By the end of the trial 41% of the patients indicated that they needed help with basic activities; 47% needed less help than before the treatment.

Quality of Life

Not all patients filled in the quality of life questionnaire. There were statistically significant improvements in all domains of the SF-36 from baseline to endpoint, including overall physical health (p < 0.001) and mental health (p < 0.05) (Table 2). Quality of life scores were low at baseline despite optimisation of previous treatment. Role physical, bodily pain and physical functioning were most adversely affected by the underlying condition. Largest absolute improvements were seen for bodily pain, role physical, role emotional and social functioning.

Table 2. Changes in quality of life (SF-36 scores)
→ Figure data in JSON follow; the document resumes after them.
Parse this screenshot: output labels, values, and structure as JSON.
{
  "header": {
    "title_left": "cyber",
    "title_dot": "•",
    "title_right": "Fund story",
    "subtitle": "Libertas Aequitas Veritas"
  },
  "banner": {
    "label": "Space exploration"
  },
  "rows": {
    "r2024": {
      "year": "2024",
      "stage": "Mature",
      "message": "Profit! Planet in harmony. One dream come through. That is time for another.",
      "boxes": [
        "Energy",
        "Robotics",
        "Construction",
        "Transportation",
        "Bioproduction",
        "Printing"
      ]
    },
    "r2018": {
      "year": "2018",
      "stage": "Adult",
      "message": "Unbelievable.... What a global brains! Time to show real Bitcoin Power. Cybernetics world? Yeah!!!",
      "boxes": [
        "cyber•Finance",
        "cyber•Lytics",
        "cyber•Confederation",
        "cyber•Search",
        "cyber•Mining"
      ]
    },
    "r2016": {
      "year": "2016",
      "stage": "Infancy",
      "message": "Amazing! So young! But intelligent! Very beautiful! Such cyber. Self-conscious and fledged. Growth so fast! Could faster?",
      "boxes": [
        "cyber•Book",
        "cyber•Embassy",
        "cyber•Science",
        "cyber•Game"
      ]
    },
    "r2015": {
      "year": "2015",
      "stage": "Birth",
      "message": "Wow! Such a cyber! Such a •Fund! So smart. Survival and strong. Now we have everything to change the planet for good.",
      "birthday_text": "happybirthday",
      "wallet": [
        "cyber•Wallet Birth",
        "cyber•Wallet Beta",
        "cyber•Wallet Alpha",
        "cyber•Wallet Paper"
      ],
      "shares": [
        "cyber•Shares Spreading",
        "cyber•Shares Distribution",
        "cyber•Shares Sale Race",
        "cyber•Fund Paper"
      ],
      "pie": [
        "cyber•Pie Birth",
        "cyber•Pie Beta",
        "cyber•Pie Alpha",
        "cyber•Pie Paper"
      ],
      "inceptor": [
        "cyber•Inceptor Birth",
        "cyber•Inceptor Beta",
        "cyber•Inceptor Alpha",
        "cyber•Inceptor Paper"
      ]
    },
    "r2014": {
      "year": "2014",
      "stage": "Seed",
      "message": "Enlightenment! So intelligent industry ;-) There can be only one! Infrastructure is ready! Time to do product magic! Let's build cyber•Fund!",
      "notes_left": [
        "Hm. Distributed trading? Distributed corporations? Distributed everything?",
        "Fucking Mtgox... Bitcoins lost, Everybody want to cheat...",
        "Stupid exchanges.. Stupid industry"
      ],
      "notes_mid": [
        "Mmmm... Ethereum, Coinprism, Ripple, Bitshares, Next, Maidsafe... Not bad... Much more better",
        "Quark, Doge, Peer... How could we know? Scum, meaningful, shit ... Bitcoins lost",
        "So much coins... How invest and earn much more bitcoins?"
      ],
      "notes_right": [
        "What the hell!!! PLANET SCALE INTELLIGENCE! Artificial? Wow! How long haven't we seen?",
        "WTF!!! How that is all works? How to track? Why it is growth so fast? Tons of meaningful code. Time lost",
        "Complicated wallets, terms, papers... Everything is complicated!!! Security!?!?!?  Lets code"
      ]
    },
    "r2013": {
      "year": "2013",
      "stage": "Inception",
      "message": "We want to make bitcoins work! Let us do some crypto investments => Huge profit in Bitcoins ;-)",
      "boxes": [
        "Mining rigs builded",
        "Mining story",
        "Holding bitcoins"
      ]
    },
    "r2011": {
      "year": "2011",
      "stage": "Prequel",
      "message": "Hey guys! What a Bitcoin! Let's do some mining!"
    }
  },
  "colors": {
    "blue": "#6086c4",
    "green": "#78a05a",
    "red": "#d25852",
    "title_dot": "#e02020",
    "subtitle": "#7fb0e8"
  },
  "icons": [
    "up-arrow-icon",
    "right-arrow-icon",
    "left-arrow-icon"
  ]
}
Table 3. Adverse events reported during the treatment phase and tapering off phase (> 5% of patients)

Functionality

In RA patients the mean score for the overall disability index improved from 2.07 ( 0.065) to 1.92 ( 0.071). This decrease was statistically significant (p < 0.001). In OA patients the mean WOMAC score improved from 62.1 ( 1.34) to 47.4 ( 1.82). This change was also statistically significant (p < 0.001).

Evaluation of Safety

Adverse events occurring during the treatment phase and tapering off phase were those associated with strong opioid treatment (Table 3). Five per cent of the patients reported adverse events during the run-in period, 67% during the treatment period, and 27% during the optional tapering off period. The study medication was permanently stopped in 26% of cases during the treatment phase particularly because of nausea (46%) and vomiting (33%). Withdrawal syndrome was reported in two cases during tapering-off and was either moderate or mild and resolved without specific treatment. Serious adverse events during treatment or the tapering-off phase were reported in six patients and were mostly not related to the study drug. Vital signs, including pulse rate, diastolic blood pressure and systolic blood pressure, remained stable between baseline and endpoint.

Discussion

This study investigated the use in clinical practice of TDF for pain associated with RA and OA (knee and hip), which was poorly controlled by traditional NSAIDS, Cox-2 selective inhibitors, paracetamol or weak opioids at optimal doses. It confirmed that the recommended 1-month test period25 in this particular patient population was of adequate duration to achieve pain control.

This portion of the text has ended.